On September 11th, 2001, I was a junior at the University of Pittsburgh and living in the Delta Zeta sorority house. I was laying on the L couch watching the Wonder Years, procrastinating on getting ready for my 10am class when one of my housemates/sisters, Megan, came in to the living room from her 8am class right before 9am and said "Turn on the news. The Twin Towers were hit by a plane."
We turned the channel just in time to see the second plane hit. As my sisters one by one woke up to the news, the living room became more and more crowded until the 17 of us that lived in the house, plus a smattering of sisters who lived off campus, were all plunked in front of the tv. And many of us stayed there for the duration of the day.
Shanksville, PA, where the last plane came down, is about 60 miles from Pittsburgh. The university shut down for the day by 11am. The city center was evacuated, along with a number of tall buildings in other areas of the city.

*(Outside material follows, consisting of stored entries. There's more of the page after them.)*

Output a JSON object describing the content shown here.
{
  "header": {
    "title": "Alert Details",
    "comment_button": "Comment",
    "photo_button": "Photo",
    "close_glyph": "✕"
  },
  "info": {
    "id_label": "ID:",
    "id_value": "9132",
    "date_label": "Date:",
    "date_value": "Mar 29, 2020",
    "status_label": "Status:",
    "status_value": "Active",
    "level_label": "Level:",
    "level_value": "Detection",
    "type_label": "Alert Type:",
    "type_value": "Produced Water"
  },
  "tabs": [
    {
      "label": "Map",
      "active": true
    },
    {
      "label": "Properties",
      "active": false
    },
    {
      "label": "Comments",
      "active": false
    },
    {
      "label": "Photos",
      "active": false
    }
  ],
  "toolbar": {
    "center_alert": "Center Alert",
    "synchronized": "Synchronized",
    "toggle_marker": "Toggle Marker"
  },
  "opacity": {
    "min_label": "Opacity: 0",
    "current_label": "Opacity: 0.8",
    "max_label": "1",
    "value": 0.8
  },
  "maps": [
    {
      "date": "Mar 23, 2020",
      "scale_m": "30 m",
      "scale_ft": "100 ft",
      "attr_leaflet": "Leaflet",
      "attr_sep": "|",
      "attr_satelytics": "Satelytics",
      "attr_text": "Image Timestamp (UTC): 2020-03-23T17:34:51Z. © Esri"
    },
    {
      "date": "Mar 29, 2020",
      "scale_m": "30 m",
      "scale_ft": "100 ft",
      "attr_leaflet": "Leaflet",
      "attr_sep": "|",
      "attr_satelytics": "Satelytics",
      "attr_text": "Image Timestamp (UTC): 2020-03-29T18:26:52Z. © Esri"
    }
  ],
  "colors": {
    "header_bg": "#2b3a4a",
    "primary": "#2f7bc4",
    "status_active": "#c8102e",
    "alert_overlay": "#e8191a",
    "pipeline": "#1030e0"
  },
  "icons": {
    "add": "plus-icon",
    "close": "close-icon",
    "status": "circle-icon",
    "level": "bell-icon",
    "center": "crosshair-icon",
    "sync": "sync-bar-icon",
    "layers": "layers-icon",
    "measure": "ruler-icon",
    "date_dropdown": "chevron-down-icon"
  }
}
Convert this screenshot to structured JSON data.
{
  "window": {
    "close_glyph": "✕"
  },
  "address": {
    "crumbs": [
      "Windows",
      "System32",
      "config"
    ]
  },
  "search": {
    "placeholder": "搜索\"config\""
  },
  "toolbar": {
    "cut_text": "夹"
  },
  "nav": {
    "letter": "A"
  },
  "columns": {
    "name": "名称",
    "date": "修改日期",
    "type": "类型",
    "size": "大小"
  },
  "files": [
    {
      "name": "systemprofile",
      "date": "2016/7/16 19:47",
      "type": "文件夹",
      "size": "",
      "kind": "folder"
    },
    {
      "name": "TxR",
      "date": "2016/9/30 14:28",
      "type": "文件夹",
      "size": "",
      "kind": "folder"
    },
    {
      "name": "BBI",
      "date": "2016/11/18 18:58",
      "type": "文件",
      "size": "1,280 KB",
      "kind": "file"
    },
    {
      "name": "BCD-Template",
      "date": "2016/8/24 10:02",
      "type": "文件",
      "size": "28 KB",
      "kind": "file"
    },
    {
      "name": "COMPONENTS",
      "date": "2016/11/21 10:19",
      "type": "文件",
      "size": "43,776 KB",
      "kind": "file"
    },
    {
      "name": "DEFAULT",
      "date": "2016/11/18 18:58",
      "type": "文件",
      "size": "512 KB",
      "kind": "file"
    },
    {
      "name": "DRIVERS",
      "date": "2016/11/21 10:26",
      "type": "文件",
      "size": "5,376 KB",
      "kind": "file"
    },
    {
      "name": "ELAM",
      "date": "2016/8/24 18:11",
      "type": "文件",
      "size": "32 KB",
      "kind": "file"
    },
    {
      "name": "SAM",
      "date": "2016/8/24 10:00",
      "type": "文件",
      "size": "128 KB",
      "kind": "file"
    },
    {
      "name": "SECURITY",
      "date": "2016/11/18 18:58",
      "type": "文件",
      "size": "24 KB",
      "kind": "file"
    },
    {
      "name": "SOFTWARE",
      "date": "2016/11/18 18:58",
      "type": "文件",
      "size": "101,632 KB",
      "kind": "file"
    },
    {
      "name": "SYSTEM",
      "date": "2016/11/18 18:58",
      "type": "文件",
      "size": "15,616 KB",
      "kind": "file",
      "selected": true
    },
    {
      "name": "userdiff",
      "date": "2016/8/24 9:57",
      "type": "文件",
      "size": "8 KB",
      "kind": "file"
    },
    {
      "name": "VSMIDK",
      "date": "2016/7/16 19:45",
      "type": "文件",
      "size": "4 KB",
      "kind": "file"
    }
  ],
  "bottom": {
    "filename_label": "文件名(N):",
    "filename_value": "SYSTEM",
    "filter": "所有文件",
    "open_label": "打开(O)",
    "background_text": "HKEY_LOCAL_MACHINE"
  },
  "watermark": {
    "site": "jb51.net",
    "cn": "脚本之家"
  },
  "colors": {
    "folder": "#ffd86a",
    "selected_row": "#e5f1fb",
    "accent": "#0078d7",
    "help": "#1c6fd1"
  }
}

The phone networks were shot. Most of Pittsburgh's cell coverage falls in the same region as NYC's. We couldn't get ahold of anyone - friends, family. A number of students were from NYC, and an even larger number of us from the 60 mile radius around the city. It was a scary time.
Growing up so close to New York City, I'd come to view the iconic towers as my welcome to the city. The bridge we always took into Manhattan offered the most beautiful view of them, especially in the early hours of the morning. Over the years, I'd gone back - the last time was in 2009. And every time I'd see the memorial posters, I'd cry. It was such an emotional thing to see, especially because for so many years it was just a gaping hole. I'm hoping to get back again soon, and see the area rebuilt and thriving.

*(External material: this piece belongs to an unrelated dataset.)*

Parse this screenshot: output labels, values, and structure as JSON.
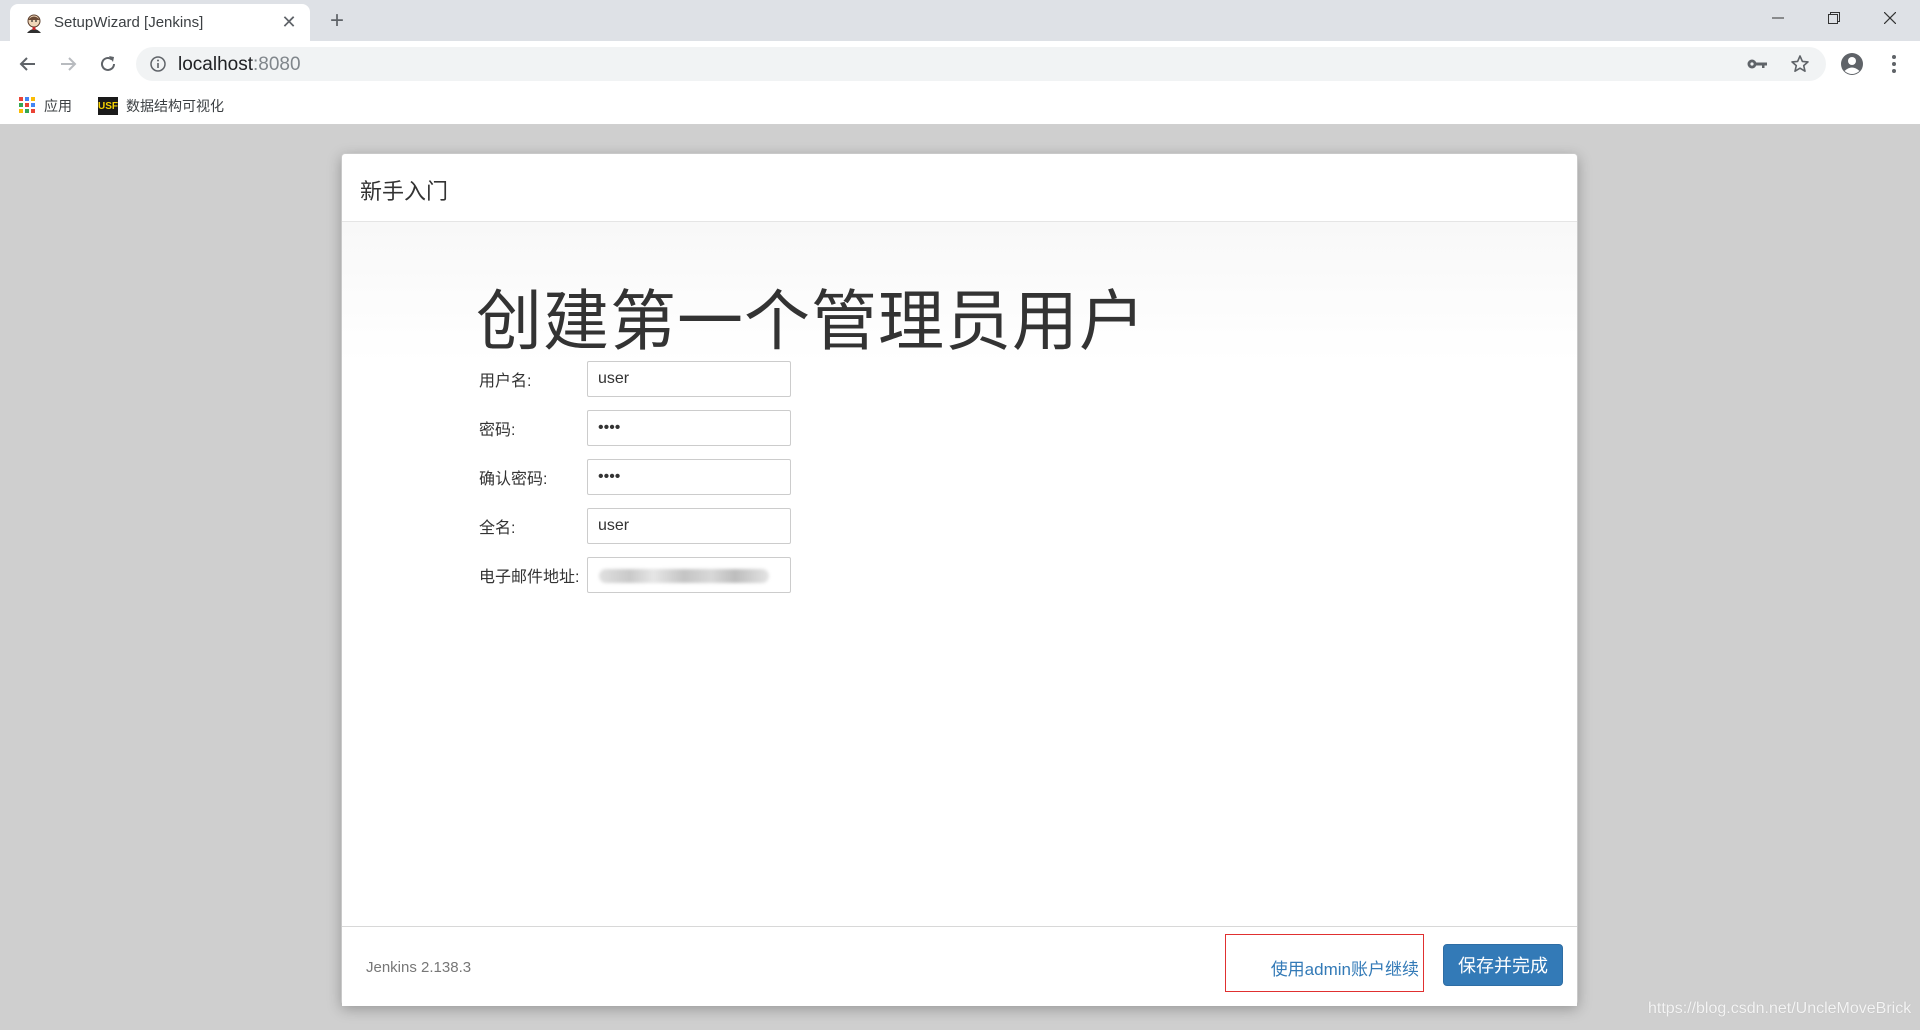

|This "cross" was left standing after the towers fell - it was part of the structure one of the towers. Gives me chills.|
I'd like to take a moment, on the anniversary of this defining moment for our country, to say a prayer for those whose lives were lost, and for the families they left behind; for the policemen and firefighters who responded that day; for those who have fought ever since to protect our rights as Americans and preserve the safety of our home. Each and every sacrifice that has been made has not been made in vain. You are always in our hearts.
Where were you?
(The pictures in this post are from a visit in 2005.)